Terinden / derinden açılan gül
“Gül ü reyhânın kokusu aşık ile maşukadırAşık olanın maşuku hergiz öğünden gitmeye” der Yunus. Seven ve sevilen'in sevgisi gül ve reyhânın kokusu gibidir. İki koku birbirine...
“Gül ü reyhânın kokusu aşık ile maşukadır
Aşık olanın maşuku hergiz öğünden gitmeye” der Yunus. Seven ve sevilen'in sevgisi gül ve reyhânın kokusu gibidir. İki koku birbirine karışır ve seven ve sevilen tek vücud olur. Tevhid tecelli eder.”Leyla benim” der Mecnun.
İnsan aşk üzere olduğunda evet şunu biliyor işte; kavuşma ile ayrılık arasında bir fark yok. Lakin bunu bilene dek upuzun bir idrak yolculuğu bekliyor hepimizi. Ayrılıkların en acısı, vedaların en acıklısı bekliyor.
Kimileri kavuşuyor. Kimileri sahip oluyor. İşte sahip olan “bir ben bir de nesnem var” diyerek ikilikte kalıyor. Kavuşan ise bir oluyor. Ne özne kalıyor ne nesne. Bu sebeple sahip olan ikilikte yani ayrılıkta... Kavuşan ise her daim bir'likte. Yani tevhidde.
***
Şimdi artık bütün ayrılıkları bir kavuşma olarak görecek yaştayım. Gördüm ki vedalar hiç de o kadar uzun menzilli değil. Yarım kalan ne varsa aslında tastamam. Çünkü her şey en eksik halinde iken bile yerli yerince. Hem evvelde. Hem ahirde. Her şey nasıl olmalı ise öyle.
Kördüğüm gibi bir şey sevmek. Bütün uçları yitik. Evet. Başı da aşk idi, sonu da. Anlamak için bunu; yani gayrılık olmadığını... İlla ayrılmak gerekiyormuş. Ayrılık feryadı şart imiş.

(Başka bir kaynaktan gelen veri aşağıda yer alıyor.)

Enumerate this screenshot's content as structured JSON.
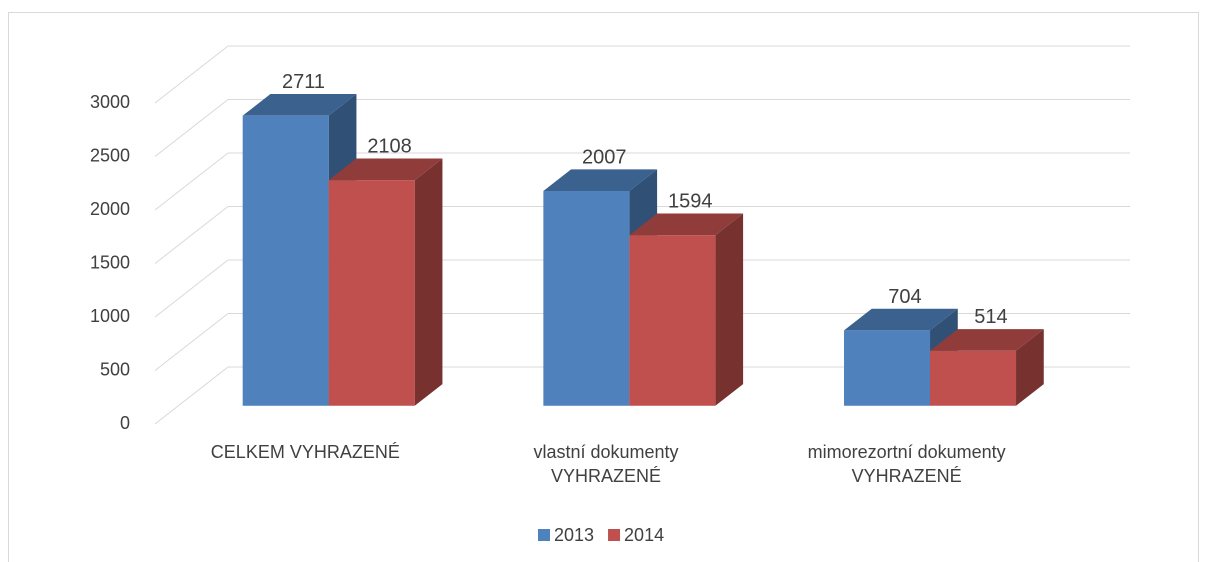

Feryat figan etmek, nârâ atmak, inim inim inlemek, kanlı gözyaşı dökmek... İçinde ne varsa dışında izlemek... İçten dışa, içe... Bütün iki uçları birleştirmek gerekiyormuş. Ta ki kaybolsun uç diye ne varsa. Kavuşmanın uçsuz bucaksız olduğunu fark etsin her ayrılan.
“Aşık, sevgilisiyle ilgili her şeyle öylesine ilgilenir ki ayrılıkla kavuşma arasında bir fark göremez hale gelir” der İbn Arabî. Çünkü aşık daima sevgilisini müşahade eder. O kadar ki sonunda benliği gider o olur. Mecnun'un “Leylâ benim” dediği an işte!.